J Neurosurg. 1996 May;84(5):755-61. doi: 10.3171/jns.1996.84.5.0755.
Carotid-cavernous aneurysms account for between 1.9% and 9.0% of intracranial aneurysms. Entirely intercavernous aneurysms are believed to have a relatively benign course, with cranial nerve findings or headache being the usual initial symptomatology; however, subarachnoid hemorrhage or carotid-cavernous fistula formation can result from rupture. Over the past 15 years endovascular parent artery occlusion has essentially replaced surgical carotid occlusion as the treatment of choice. The authors describe a series of 39 consecutive patients at the University of Virginia Health Sciences Center who underwent endovascular treatment of a carotid-cavernous aneurysm. Aggressive invasive hemodynamic monitoring and maintenance of a state of normo- to mild hypervolemia in the asymptomatic patient was used throughout the periprocedural period. Rapid institution of hypervolemic-hypertensive therapy can reverse early neurological deficits related to hypoperfusion in these patients. Only one individual managed with this protocol developed neurological deficits not reversible with hypertensive-hypervolemic therapy.

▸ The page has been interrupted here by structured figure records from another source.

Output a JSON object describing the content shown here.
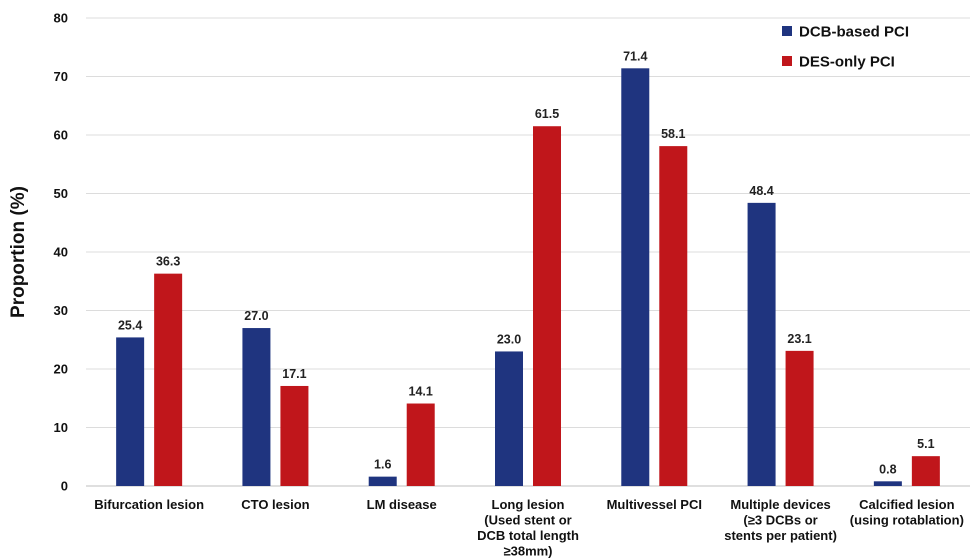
{
  "chart_data": {
    "type": "bar",
    "title": "",
    "xlabel": "",
    "ylabel": "Proportion (%)",
    "ylim": [
      0,
      80
    ],
    "yticks": [
      0,
      10,
      20,
      30,
      40,
      50,
      60,
      70,
      80
    ],
    "grid": true,
    "legend_position": "top-right",
    "categories": [
      [
        "Bifurcation lesion"
      ],
      [
        "CTO lesion"
      ],
      [
        "LM disease"
      ],
      [
        "Long lesion",
        "(Used stent or",
        "DCB total length",
        "≥38mm)"
      ],
      [
        "Multivessel PCI"
      ],
      [
        "Multiple devices",
        "(≥3 DCBs or",
        "stents per patient)"
      ],
      [
        "Calcified lesion",
        "(using rotablation)"
      ]
    ],
    "series": [
      {
        "name": "DCB-based PCI",
        "color": "#1f347f",
        "values": [
          25.4,
          27.0,
          1.6,
          23.0,
          71.4,
          48.4,
          0.8
        ],
        "labels": [
          "25.4",
          "27.0",
          "1.6",
          "23.0",
          "71.4",
          "48.4",
          "0.8"
        ]
      },
      {
        "name": "DES-only PCI",
        "color": "#c0161b",
        "values": [
          36.3,
          17.1,
          14.1,
          61.5,
          58.1,
          23.1,
          5.1
        ],
        "labels": [
          "36.3",
          "17.1",
          "14.1",
          "61.5",
          "58.1",
          "23.1",
          "5.1"
        ]
      }
    ]
  }
}
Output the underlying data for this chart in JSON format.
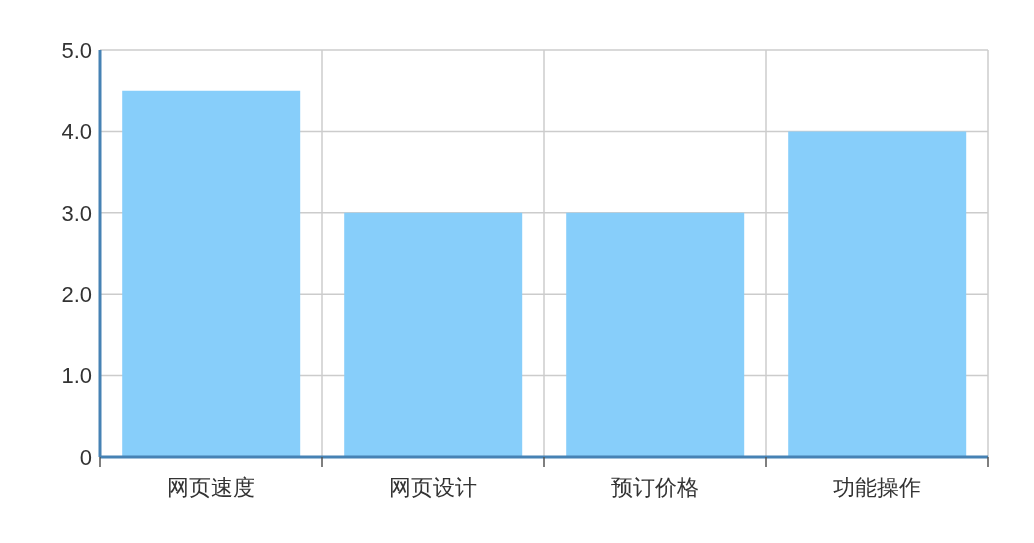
{
  "chart_data": {
    "type": "bar",
    "categories": [
      "网页速度",
      "网页设计",
      "预订价格",
      "功能操作"
    ],
    "values": [
      4.5,
      3,
      3,
      4
    ],
    "color": "#87cefa",
    "ylim": [
      0,
      5
    ],
    "yticks": [
      0,
      {
        "value": 1,
        "label": "1.0"
      },
      {
        "value": 2,
        "label": "2.0"
      },
      {
        "value": 3,
        "label": "3.0"
      },
      {
        "value": 4,
        "label": "4.0"
      },
      {
        "value": 5,
        "label": "5.0"
      }
    ],
    "grid": true
  }
}
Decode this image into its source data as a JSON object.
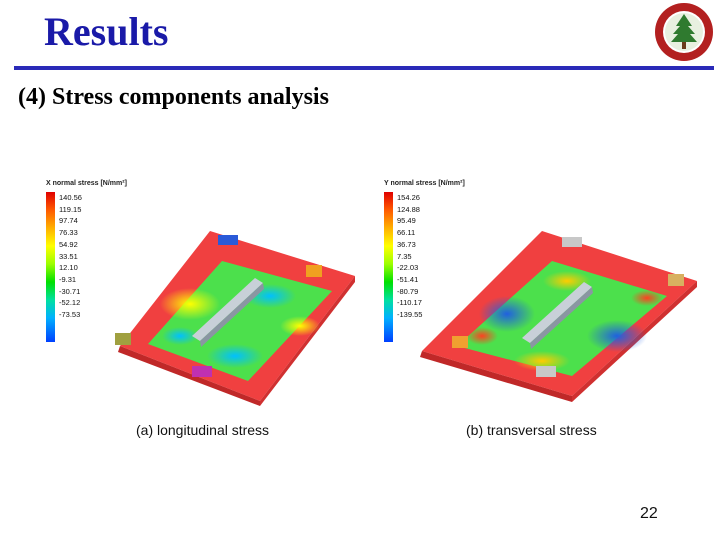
{
  "slide": {
    "title": "Results",
    "subtitle": "(4) Stress components analysis",
    "page_number": "22"
  },
  "figures": [
    {
      "legend_title": "X normal stress [N/mm²]",
      "legend_values": [
        "140.56",
        "119.15",
        "97.74",
        "76.33",
        "54.92",
        "33.51",
        "12.10",
        "-9.31",
        "-30.71",
        "-52.12",
        "-73.53"
      ],
      "caption": "(a) longitudinal stress"
    },
    {
      "legend_title": "Y normal stress [N/mm²]",
      "legend_values": [
        "154.26",
        "124.88",
        "95.49",
        "66.11",
        "36.73",
        "7.35",
        "-22.03",
        "-51.41",
        "-80.79",
        "-110.17",
        "-139.55"
      ],
      "caption": "(b) transversal stress"
    }
  ],
  "colors": {
    "title": "#1a1aa8",
    "rule": "#2a2ab8",
    "logo": "#b32020",
    "plate_red": "#f04040",
    "stress_green": "#4ce04c",
    "stress_blue": "#3070e0"
  }
}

Heparin therapy was administered for 48 hours after occlusion, with patients receiving subsequent aspirin therapy for 6 months to combat distal embolism secondary to thrombosis. Long-term complications were not seen in patients receiving aneurysm trapping; however, two individuals with proximal carotid occlusion developed late optic neuropathy and one had recurrent transient ischemic attacks that ceased with supraclinoidal carotid clipping.
颈内动脉海绵窦段动脉瘤占颅内动脉瘤的1.9%至9.0%。完全位于海绵窦内的动脉瘤被认为病程相对良性,通常最初的症状为脑神经症状或头痛;然而,破裂可导致蛛网膜下腔出血或形成颈内动脉海绵窦瘘。在过去15年中,血管内闭塞载瘤动脉已基本取代外科颈内动脉闭塞术成为首选治疗方法。作者描述了弗吉尼亚大学健康科学中心连续39例接受颈内动脉海绵窦段动脉瘤血管内治疗的患者。在整个围手术期,对无症状患者进行积极的有创血流动力学监测并维持正常至轻度高血容量状态。快速实施高血容量-高血压治疗可逆转这些患者因灌注不足导致的早期神经功能缺损。采用该方案治疗的患者中只有1例出现了高血压-高血容量治疗无法逆转的神经功能缺损。闭塞后给予肝素治疗48小时,随后患者接受6个月的阿司匹林治疗以对抗血栓形成继发的远端栓塞。接受动脉瘤夹闭术的患者未出现长期并发症;然而,2例近端颈内动脉闭塞的患者出现了晚期视神经病变,1例出现复发性短暂性脑缺血发作,经鞍上颈内动脉夹闭术后发作停止。